The cost of AI development proved immense, reversing the trend of declining startup barriers. Top AI researchers commanded salaries of $1 million or more annually, with OpenAI reportedly offering Ilya Sutskever $1.9 million a year plus stock to lure him from Google. Even more substantial was the 'compute' cost for training and running models, requiring weeks or months of continuous computer time. A pivotal breakthrough came with Google's 2017 'Transformer' paper, offering a new model for teaching neural nets to deduce human meaning and respond naturally. This architecture allowed OpenAI to make significant progress with large language models (LLMs) by evaluating chunks of words for context, but it necessitated vast, expensive-to-run models.

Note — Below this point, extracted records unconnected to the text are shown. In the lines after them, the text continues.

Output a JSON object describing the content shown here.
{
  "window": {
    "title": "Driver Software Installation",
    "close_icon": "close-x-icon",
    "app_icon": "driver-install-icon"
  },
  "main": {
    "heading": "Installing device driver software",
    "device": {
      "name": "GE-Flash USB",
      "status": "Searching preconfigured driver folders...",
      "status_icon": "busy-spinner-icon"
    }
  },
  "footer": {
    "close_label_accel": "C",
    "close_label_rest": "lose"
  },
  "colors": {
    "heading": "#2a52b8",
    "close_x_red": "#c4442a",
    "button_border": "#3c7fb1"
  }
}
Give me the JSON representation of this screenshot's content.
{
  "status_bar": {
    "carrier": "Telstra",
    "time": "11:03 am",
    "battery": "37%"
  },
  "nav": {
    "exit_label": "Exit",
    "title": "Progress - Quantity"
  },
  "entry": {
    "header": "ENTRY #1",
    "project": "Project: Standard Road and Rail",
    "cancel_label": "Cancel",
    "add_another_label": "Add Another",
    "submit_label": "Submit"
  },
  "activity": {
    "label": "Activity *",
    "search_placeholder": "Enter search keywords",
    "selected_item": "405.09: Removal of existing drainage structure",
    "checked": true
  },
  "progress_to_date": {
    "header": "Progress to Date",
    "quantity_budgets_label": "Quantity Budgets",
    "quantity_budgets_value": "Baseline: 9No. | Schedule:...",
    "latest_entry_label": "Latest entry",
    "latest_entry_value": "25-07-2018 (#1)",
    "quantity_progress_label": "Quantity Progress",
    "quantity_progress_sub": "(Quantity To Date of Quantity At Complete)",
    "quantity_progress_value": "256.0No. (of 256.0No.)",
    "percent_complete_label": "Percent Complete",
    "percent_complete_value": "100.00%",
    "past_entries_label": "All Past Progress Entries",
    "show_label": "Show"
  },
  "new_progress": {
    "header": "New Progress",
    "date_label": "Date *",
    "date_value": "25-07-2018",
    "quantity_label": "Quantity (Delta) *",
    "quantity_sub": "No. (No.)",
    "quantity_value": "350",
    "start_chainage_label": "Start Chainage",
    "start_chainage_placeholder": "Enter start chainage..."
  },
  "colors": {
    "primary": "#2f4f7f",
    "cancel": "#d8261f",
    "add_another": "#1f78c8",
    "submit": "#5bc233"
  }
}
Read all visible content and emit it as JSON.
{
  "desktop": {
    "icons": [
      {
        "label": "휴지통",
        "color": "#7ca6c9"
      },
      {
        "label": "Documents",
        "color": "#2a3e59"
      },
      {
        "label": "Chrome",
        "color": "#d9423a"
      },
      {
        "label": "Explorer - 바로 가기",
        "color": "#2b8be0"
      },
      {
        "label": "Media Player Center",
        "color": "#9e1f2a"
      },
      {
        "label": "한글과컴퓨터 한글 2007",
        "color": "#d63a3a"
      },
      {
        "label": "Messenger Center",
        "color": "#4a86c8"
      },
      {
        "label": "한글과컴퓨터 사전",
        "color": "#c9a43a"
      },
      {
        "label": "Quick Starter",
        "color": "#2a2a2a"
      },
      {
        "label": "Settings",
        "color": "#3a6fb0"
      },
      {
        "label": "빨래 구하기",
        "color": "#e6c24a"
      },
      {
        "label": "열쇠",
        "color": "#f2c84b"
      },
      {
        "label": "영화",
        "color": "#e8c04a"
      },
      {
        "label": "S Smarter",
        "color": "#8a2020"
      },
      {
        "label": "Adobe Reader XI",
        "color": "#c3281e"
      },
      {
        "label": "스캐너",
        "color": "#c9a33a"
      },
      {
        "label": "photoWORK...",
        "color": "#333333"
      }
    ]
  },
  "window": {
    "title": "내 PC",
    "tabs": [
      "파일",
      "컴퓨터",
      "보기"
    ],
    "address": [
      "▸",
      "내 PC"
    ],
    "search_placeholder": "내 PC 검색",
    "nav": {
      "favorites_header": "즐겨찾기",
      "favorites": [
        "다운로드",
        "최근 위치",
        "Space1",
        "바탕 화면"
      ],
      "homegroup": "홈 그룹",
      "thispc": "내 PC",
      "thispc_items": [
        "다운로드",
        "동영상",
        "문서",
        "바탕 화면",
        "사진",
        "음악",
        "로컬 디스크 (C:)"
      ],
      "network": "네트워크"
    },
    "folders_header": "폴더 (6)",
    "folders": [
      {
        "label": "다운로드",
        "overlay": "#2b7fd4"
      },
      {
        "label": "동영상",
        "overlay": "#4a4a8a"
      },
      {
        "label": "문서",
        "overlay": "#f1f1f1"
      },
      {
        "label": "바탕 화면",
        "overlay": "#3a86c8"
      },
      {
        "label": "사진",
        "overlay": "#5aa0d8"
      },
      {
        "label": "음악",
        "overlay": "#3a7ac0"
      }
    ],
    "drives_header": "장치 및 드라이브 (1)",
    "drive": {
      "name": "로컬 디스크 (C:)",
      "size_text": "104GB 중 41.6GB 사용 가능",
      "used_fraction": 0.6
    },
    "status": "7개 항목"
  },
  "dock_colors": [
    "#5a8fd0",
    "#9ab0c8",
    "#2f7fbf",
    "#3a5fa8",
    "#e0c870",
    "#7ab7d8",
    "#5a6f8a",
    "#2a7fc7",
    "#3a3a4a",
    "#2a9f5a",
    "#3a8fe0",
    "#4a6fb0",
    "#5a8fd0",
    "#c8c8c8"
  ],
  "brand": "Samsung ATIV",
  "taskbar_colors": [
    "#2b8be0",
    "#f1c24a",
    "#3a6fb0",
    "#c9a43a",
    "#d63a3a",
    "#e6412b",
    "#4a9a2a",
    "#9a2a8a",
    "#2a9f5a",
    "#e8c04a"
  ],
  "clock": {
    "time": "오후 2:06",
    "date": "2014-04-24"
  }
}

To address the escalating financial demands, Altman devised a solution in 2019: a 'capped profit' subsidiary, answerable to the nonprofit board. This allowed OpenAI to seek new investors while prioritizing its charter over profit, capping investor returns at 100 times their original investment. Hoffman proved pivotal again, leading this first commercial round with another substantial check, despite the absence of a traditional business or product plan, calling it 'a bet on them being able to do something magical with AI.' This enabled the development of groundbreaking models like GPT-1 (2018), which could understand and respond to plain English queries. GPT-2 (2019) advanced, generating coherent multi-paragraph text, and by 2020, GPT-3 processed 175 billion parameters, trained on 300 billion words, demonstrating advanced creativity, intuition, and even sarcasm detection, solidifying Hoffman's 'all in' commitment to AI.

Microsoft invested $1 billion in OpenAI in 2019, further solidifying its financial position.